Séminaire POEMS sur les méthodes stochastiques et la quantification des incertitudes
14h: Anthony Nouy "Low-rank methods for high-dimensional approximation"
Tensor methods are among the most prominent tools for the numerical solution of high-dimensional problems where functions of multiple variables have to be approximated. Such high-dimensional approximation problems naturally arise in stochastic analysis and uncertainty quantification. In many practical situations, the approximation of high-dimensional functions is made computationally tractable by using rank-structured approximations. In this talk, we first recall basic concepts on the approximation in low-rank tensor formats. Then, we present constructive algorithms for the approximation in subspace-based tensor formats which can be interpreted as multidimensional extensions of reduced basis methods. These algorithms are illustrated on variational problems. Finally, we present algorithms using statistical learning methods for the approximation of a function in low-rank formats from simple evaluations of the function (black-box approach).

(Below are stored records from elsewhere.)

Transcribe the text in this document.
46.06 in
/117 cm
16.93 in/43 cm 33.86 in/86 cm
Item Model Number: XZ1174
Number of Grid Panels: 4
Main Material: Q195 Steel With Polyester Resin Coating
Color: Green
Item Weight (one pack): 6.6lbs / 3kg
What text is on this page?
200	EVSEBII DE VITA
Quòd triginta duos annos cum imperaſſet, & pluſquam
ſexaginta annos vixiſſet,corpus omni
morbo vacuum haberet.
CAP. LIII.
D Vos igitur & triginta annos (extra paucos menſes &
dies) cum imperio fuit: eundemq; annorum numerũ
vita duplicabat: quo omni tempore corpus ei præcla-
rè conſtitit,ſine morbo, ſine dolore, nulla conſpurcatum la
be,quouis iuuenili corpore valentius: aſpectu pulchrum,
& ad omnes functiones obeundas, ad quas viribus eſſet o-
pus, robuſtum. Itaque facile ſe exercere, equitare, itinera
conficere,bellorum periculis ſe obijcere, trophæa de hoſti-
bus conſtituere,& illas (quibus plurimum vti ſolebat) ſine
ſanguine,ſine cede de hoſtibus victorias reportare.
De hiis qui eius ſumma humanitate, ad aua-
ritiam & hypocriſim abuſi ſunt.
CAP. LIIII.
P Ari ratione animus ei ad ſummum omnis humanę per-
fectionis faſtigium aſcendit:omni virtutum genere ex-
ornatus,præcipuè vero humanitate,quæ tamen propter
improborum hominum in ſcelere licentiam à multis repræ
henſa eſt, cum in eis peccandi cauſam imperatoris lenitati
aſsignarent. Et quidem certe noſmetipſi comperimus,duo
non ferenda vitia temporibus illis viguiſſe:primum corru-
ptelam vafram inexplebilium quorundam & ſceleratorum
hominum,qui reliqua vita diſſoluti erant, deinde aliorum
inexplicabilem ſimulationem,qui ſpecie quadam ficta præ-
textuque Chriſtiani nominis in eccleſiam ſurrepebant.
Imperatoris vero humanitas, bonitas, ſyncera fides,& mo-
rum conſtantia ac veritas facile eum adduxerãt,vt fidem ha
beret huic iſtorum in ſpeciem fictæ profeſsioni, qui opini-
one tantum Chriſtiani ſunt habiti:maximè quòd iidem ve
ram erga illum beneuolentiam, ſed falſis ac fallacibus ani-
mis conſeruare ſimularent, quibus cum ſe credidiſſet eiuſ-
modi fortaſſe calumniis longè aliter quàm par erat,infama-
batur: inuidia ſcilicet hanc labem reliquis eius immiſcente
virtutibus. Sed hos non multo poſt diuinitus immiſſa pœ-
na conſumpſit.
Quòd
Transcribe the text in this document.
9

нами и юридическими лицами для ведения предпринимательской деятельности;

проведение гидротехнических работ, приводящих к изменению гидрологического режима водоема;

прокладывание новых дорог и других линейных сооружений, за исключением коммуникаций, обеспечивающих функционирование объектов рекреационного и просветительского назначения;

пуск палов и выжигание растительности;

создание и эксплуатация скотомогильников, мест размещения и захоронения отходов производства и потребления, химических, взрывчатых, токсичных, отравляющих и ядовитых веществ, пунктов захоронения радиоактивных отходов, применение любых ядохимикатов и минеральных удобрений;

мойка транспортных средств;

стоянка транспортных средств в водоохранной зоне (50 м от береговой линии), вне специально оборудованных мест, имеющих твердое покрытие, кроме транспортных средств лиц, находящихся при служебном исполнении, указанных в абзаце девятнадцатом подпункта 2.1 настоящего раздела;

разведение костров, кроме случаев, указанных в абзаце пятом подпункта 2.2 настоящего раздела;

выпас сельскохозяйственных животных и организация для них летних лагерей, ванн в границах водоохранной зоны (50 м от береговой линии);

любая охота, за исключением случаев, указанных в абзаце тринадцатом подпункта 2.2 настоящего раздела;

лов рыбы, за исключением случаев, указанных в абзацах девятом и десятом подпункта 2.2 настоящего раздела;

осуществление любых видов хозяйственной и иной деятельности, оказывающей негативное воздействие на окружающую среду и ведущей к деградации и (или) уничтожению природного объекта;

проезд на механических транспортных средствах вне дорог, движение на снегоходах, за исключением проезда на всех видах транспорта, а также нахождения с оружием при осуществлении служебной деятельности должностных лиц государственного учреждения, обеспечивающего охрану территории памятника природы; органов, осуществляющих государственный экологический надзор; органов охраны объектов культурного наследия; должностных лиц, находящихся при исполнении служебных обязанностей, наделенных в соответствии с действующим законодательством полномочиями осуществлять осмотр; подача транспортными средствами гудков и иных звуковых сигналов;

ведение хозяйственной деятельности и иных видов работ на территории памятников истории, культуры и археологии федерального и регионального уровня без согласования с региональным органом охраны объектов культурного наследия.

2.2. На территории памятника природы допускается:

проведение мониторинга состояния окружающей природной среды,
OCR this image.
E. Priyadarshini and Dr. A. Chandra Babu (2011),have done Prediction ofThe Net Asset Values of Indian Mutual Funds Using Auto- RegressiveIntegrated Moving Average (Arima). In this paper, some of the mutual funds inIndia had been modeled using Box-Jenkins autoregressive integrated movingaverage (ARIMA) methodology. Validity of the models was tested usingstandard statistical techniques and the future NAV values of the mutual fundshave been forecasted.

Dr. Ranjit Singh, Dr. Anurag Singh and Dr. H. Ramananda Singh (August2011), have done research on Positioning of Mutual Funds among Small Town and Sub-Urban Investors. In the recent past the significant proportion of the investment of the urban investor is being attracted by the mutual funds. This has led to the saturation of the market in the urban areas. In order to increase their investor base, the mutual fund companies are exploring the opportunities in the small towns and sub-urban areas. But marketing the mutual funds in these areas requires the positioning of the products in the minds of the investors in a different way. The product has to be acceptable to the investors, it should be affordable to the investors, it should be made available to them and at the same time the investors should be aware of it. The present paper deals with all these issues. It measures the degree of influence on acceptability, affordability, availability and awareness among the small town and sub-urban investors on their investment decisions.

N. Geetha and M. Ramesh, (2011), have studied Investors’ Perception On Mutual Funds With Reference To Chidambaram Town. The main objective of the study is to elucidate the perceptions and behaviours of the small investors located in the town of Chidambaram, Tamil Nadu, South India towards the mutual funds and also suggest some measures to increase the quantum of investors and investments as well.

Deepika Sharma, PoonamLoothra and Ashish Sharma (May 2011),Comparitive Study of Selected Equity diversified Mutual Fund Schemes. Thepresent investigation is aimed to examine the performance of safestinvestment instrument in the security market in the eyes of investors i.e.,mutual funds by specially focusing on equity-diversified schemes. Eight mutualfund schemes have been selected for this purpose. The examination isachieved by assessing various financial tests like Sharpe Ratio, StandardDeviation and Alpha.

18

15h30: Ludovic Chamoin (with B. Marchand, C. Rey) "Data assimilation on nonlinear dynamical systems using Kalman filtering, model reduction, and the concept of modified Constitutive Relation Error"
The work deals with a model updating strategy based on the coupling between a probabilistic data assimilation method (unscented Kalman filtering) and a deterministic inverse problem approach (modified CRE). It constitutes an efficient tool when addressing observation, updating, and control on nonlinear dynamical systems with a limited number of (potentially corrupted) experimental data. In order to perform data assimilation in real-time, a model reduction method based on the Proper Generalized Decomposition (PGD) is also used. The strategy is applied to several mechanical problems, such as the control of damage evolution, and very recent developments (in particular adaptive techniques) are presented.